Manus Sold to Meta for $2B. Now Its Founders Can't Leave China.
The Manus acquisition looked like a clean exit. Singapore-headquartered, Chinese-founded, sold to Meta for over $2 billion in December 2025. Meta pledged to wind down Chinese operations and eliminate all Chinese ownership. The founders had spent the better part of a year structuring specifically to avoid this situation. It didn’t work. According to TechCrunch, as of late March, Manus founders are apparently unable to leave China while Beijing investigates whether the deal violated its foreign investment rules.
The setup
Manus launched in March 2025 as a general-purpose AI agent — not a chatbot, but an execution layer that breaks down complex tasks and runs them end to end. Research, coding, data analysis, operating virtual machines. Within eight months it had crossed $100M in annual recurring revenue and processed 147 trillion tokens. Benchmark led a $500M valuation round in April 2025. By December, Meta had acquired it for somewhere between $2 and $3 billion — roughly 4x that valuation.
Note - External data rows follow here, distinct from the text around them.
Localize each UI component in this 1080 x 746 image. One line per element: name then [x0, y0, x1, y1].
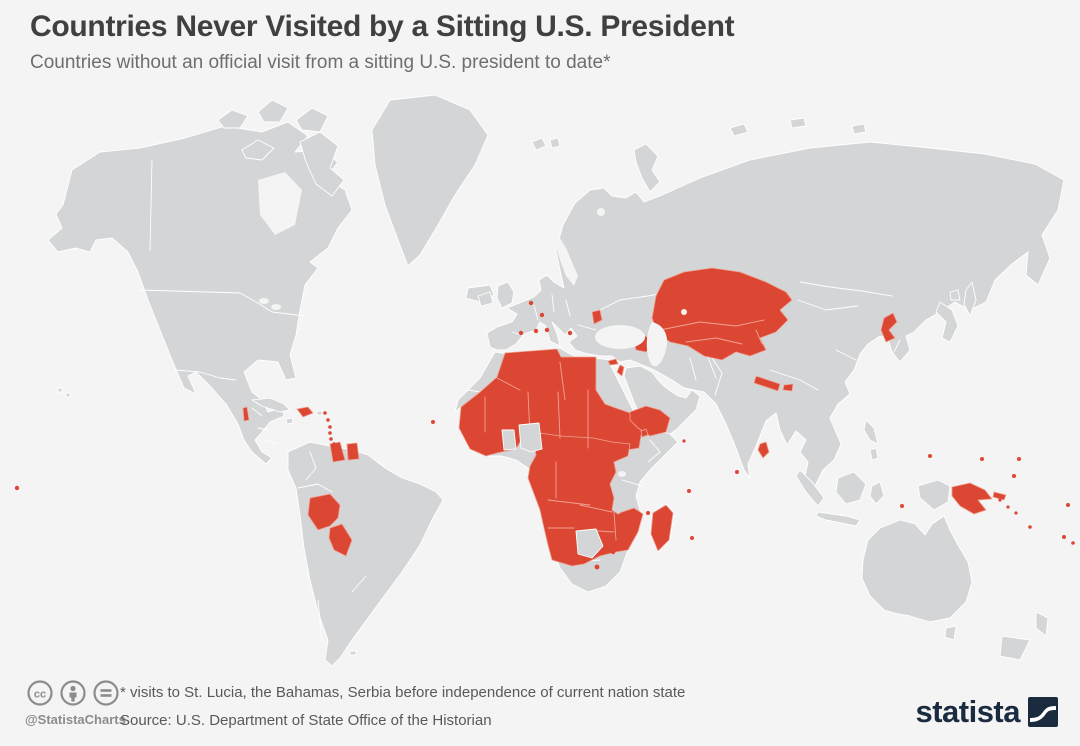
baltic-sea [556, 238, 578, 286]
great-lakes [259, 298, 269, 304]
hudson-bay [258, 172, 302, 235]
cc-license: cc [27, 680, 119, 706]
region-madagascar [650, 504, 674, 552]
great-lakes [271, 304, 281, 310]
region-lebanon [616, 364, 625, 377]
inland-seas [258, 172, 687, 477]
europe-microstate-dots [518, 300, 573, 336]
region-djibouti [640, 428, 649, 438]
region-bolivia [307, 493, 341, 531]
region-arctic-island [295, 107, 329, 133]
region-hispaniola [296, 406, 314, 418]
region-new-britain [992, 491, 1007, 501]
region-japan [935, 301, 959, 343]
page-title: Countries Never Visited by a Sitting U.S… [30, 10, 735, 43]
lake-victoria [618, 471, 626, 477]
region-sakhalin [963, 281, 977, 317]
statista-charts-handle: @StatistaCharts [25, 712, 126, 727]
region-java [815, 511, 861, 527]
svg-text:cc: cc [34, 689, 46, 701]
white-sea [597, 208, 605, 216]
region-nigeria [518, 422, 543, 453]
region-new-guinea-west [917, 479, 951, 511]
region-greenland [371, 94, 489, 267]
region-north-korea [880, 312, 898, 343]
region-central-southern-africa [527, 432, 644, 567]
region-belize [242, 406, 250, 422]
region-suriname [346, 442, 360, 461]
region-cuba [251, 397, 291, 413]
region-svalbard [531, 137, 561, 151]
region-baffin [299, 131, 345, 197]
page-subtitle: Countries without an official visit from… [30, 52, 611, 73]
region-sri-lanka [757, 441, 770, 459]
region-ireland [477, 291, 494, 307]
region-sumatra [795, 469, 825, 507]
region-nepal [753, 375, 781, 392]
lesser-antilles-dots [323, 411, 336, 446]
footer: cc @StatistaCharts * visits to St. Lucia… [0, 672, 1080, 746]
region-central-asia [651, 267, 793, 361]
region-arctic-island [241, 139, 275, 161]
region-novaya-zemlya [633, 143, 661, 193]
gray-notches [501, 422, 604, 559]
no-derivatives-equals-icon [93, 680, 119, 706]
region-new-zealand-north [1035, 611, 1049, 637]
region-yemen [629, 405, 671, 437]
statista-logo: statista [915, 694, 1058, 730]
region-jamaica [285, 417, 294, 425]
region-hawaii [57, 387, 71, 398]
region-sulawesi [869, 481, 885, 505]
cc-icon: cc [27, 680, 53, 706]
region-south-america [287, 441, 444, 667]
footnote: * visits to St. Lucia, the Bahamas, Serb… [120, 684, 686, 701]
region-paraguay [328, 523, 353, 557]
region-papua-new-guinea [951, 482, 993, 515]
header: Countries Never Visited by a Sitting U.S… [30, 10, 1050, 74]
region-new-zealand-south [999, 635, 1031, 661]
region-bhutan [782, 383, 794, 392]
region-philippines [863, 419, 879, 461]
highlighted-internal-borders [484, 319, 765, 541]
region-great-britain [496, 281, 515, 309]
region-falklands [349, 650, 357, 656]
region-australia [861, 515, 973, 623]
region-puerto-rico [316, 410, 323, 416]
region-guyana [329, 441, 346, 463]
caspian-sea [646, 322, 668, 367]
country-borders [139, 159, 901, 641]
black-sea [595, 325, 645, 349]
region-arctic-russia-island [729, 117, 867, 137]
region-cyprus [607, 358, 619, 366]
aral-sea [681, 309, 687, 315]
region-borneo [835, 471, 867, 505]
statista-logo-icon [1028, 697, 1058, 727]
region-ghana [501, 429, 517, 451]
statista-wordmark: statista [915, 694, 1020, 729]
region-arctic-island [257, 99, 289, 123]
region-tasmania [944, 625, 957, 641]
source-line: Source: U.S. Department of State Office … [120, 712, 492, 729]
region-arctic-island [217, 109, 249, 129]
region-botswana [575, 528, 604, 559]
region-moldova [591, 309, 603, 325]
attribution-person-icon [60, 680, 86, 706]
small-island-state-dots [14, 420, 1075, 570]
region-hokkaido [949, 289, 961, 301]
The team had done everything by the book. Founded in China, relocated headquarters and core team to Singapore, restructured ownership, and secured Meta’s pledge to cut all remaining Chinese investor ties and close China operations entirely. CEO Xiao Hong framed it simply: “Joining Meta allows us to build on a stronger, more sustainable foundation without changing how Manus works.” On paper it was airtight.
Beijing’s countermove
China launched a regulatory review in January, framing it as a routine inquiry into whether the transfer of “core agentic logic” to a US company violated Beijing’s foreign investment and technology export rules. No formal charges have been filed. But the founders are apparently not free to travel while the review runs its course.
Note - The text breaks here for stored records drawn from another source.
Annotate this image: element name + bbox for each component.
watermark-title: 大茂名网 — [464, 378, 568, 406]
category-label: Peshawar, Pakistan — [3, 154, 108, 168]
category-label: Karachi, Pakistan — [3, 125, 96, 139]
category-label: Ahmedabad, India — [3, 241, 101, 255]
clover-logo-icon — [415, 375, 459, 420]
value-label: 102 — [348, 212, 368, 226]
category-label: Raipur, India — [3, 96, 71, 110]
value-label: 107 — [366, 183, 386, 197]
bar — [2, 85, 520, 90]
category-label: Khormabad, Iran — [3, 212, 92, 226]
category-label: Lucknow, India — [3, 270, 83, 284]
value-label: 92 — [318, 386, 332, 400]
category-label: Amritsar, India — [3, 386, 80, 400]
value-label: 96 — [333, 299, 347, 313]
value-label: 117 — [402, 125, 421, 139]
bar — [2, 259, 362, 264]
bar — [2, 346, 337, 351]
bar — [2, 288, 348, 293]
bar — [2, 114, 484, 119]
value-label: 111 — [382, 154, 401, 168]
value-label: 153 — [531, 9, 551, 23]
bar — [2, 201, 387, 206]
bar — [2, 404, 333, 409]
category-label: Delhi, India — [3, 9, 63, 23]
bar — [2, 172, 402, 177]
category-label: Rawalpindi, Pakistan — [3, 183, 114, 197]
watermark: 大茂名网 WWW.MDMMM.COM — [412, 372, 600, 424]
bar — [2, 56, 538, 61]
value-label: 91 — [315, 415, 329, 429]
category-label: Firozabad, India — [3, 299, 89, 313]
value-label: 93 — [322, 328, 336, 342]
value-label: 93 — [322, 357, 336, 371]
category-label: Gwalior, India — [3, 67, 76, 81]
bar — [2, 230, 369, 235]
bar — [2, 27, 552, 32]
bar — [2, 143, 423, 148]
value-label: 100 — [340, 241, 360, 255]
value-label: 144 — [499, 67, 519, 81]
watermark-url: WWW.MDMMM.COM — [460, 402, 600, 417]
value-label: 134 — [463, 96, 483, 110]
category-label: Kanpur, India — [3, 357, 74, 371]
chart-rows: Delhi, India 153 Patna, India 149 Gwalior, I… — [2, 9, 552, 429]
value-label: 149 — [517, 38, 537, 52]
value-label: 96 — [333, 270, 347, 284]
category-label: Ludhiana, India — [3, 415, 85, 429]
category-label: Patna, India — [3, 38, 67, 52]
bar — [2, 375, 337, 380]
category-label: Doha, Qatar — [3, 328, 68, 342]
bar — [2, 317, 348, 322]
The timing matters. This is not a country that treats AI capabilities as ordinary commercial assets. Beijing has been tightening its grip on AI talent and technology throughout 2025, watching nervously as its most promising startups orbit US capital and US acquirers. Manus — one of the most impressive Chinese AI launches of the decade — quietly relocated and sold to one of America’s largest tech companies. The regulatory review may be routine in name, but the signal it sends to other founders considering similar moves is anything but.
The product moves on
The acquisition has not slowed development. Manus published product updates on April 6 and April 9. Subscriptions remain unchanged. The team is still operating out of Singapore — though some customers quietly moved on after the acquisition, uneasy about handing their workflow data to Meta’s ecosystem.
More visibly, Meta has started routing Manus into its ad platform. Manus is now integrated into Meta Ads Manager, with a Meta Ads Analyzer skill providing campaign diagnostics and an Instagram connector that lets Manus create and publish posts, Stories, and Reels directly. The first commercial product of the acquisition is ad tooling — not the consumer AI assistant features expected mid-2026. Meta is pointing Manus at its most immediate revenue surface first.
WhatsApp Business integration is still on the roadmap for mid-2026, where Manus-powered agents are expected to handle customer service and appointment scheduling for the small businesses that underpin Meta’s ad revenue.
What to watch
The Beijing situation is the dominant variable. If the regulatory review escalates to formal action, it creates legal complexity that could complicate full integration — or at minimum, keep the founding team in limbo indefinitely. If it resolves quietly, expect the pace of Meta integration to accelerate sharply. Either way, it is the signal to watch on Manus for the next several weeks.
On the product side, the April updates suggest normal development continues. The real test of what Manus becomes under Meta will come with the WhatsApp Business rollout — that is when we find out whether Meta is building a genuine autonomous agent product or simply absorbing Manus’s technology into its existing ad machinery.